I have taken the liberty of copying what I believe to be the relevant parts of a post of NewChapter to start, well a new chapter, or rather a new thread. The full post can be read in the original thread, shown below. Its as good a place to start as any.
About me: I live in the UK and was brought up in a non-Christian, agnostic-leaning family. (The UK simply isn't like large sections of the USA: in the UK Christians, even Church-going nominal-only "Christians" are very much in the minority and have been for at least 50 years. This side of the Atlantic evolution is the religion and you can see the consequences in your newspaper every day.) I was brought up to believe in evolution. I went to private schools which generally have slightly more Christian input than state schools.
When I was 8 to 12 years old, though there wasn't any Christianity on open display, we did read the Bible in one class each week, but no comment was made whether it was true or not, nothing was applied to us, because the teacher wasn't a Christian. But it did make me think the Bible is worthy of people's attention.
At secondary school from 13 to 18, evolution was taught in Biology class and yet Christianity (of a sort) was taught on RE: but the RE teacher didn't challenge the "truth" of evolution.. perhaps he was asked not to, but most likely he believed evolution himself. The RE teachers seemed more Christian, but I don't remember them telling us anything really useful, either about science or about the way of salvation through faith in the work of Christ.
By the time of University I was a thorough-going evolutionist; I studied psychology as part of my degree and evolution was studied there; I read evolution books such as "The Selfish Gene" by Richard Dawkins, and, as part of the course work, reviewed it approvingly. There was a stange thing in psychology though, one of the teachers would give examples of peculiar animals that looked as if they couldn't have evolved, and would proceed to show how maybe they might have evolved: it was difficult to escape thinking it sounded all a bit improbable, and I was brought to wonder if the teacher actually believed himself what he was saying: but even this didn't shake my confidence in Evolutionary Theory as a whole.
Then I was saved while at University. The Christians around me, most of them it seems were Theistic evolutionists - God has used evolution to bring life to its current forms. It was about 4 years after being saved I looked into evolutionary theory, and after quite a long struggle, it finally dawned on me: it is just a lot of smoke and mirrors, the evidence for evolution simply isn't there. It is just as reasonable on scientific grounds to believe the Bible on Genesis, creation, the fall, the flood, and because I knew the Bible in other areas is reliable, "more powerful than a double edged sword", and clearly the Word of a God that "is not a man that He should lie", I choose to believe the Bible on Genesis 1 to 9 as well. It is because of this I start this thread.

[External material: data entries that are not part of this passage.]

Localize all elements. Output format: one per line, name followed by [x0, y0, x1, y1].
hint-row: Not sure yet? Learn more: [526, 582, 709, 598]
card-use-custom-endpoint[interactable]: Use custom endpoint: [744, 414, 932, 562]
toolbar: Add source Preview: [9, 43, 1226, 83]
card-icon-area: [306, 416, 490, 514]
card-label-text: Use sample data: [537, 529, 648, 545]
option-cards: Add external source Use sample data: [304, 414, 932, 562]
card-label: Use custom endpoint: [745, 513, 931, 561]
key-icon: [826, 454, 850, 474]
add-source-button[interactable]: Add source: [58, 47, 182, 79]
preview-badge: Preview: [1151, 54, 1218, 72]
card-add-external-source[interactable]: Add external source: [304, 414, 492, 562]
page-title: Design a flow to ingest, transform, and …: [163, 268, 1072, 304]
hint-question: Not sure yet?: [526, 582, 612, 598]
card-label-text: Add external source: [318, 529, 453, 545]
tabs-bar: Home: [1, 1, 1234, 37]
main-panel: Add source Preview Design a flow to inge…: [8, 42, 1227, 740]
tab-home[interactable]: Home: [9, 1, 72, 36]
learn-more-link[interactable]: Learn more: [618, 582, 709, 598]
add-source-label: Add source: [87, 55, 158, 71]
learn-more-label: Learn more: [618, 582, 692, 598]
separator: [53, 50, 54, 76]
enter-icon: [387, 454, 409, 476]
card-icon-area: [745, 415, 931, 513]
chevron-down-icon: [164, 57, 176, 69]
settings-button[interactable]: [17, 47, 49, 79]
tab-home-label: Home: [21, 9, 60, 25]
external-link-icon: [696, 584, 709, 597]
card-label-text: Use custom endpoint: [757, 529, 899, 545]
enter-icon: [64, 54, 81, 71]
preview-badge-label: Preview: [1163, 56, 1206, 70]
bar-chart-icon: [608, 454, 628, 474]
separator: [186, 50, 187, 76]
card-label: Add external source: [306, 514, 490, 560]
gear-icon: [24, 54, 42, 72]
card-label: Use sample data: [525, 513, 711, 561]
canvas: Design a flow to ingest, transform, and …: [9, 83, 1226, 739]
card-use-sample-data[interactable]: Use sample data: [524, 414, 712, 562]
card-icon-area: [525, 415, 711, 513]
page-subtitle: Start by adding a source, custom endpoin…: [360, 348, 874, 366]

A word, though, of warning. I am not going to pretend I can answer every problem, and nor am I going to continue answering every complaint for ever. When I am happy with what I have said I shall stop: others can have the last word and hold their swords aloft with joy, the battlefield cleared of pesky Bible Fundamentalists: to the Atheists - perhaps you will be happy to know and encouraged to know you can have that victory right now.
NewChapter
Post 8852 of 8853
Since 1/25/2011
On Page 42 of “Christian Apologists - please watch this and tell us why it is wrong?”
In what way or ways do you believe the god described in the bible is finite and limited?
Well first of all, that creation story. It has been completely debunked. However if I were a bronze-aged nomad thinking about my origins, then it would have really made sense. Had this god not been limited, he could have given a simple version of evolution. but he couldn't---cuz evolution had not been invented yet---so he was only able to give a bronze-aged guess, because he was limited by bronze-age knowledge, because bronze-aged humans created him.
I already can hear some believer's response to this. Ancient Israelites would not have understood---blah, blah. Okay, maybe they would not have understood the science of it, but certainly a simplified version could have been offered that while not going into great detail, would not have come into direct conflict over the truth of it. This is All Powerful God after all---and we humans do it for children all the time. But he wasn't all powerful, so that's the explanation.
The worldwide flood. And IMPOSSIBLITY. But they didn't know that 3000 years ago, so they could make up stories like that. Had their god really been all wise, he would have known better.
Virginity! Yes, there was a 'test' for women's virgiinity. But not a man's. Biologically---you understand. If virginity was such a coveted commodity, then I think this god could have figured out a way for both female and male virginity to be obvious. But he didn't. Because he didn't exist. So bronze-aged humans made him up and worked with what evolution gave them. Women have a hymen, men don't, so there was no penalty for a nonvirgin male marrying---because there was no virginity test. Very limiting.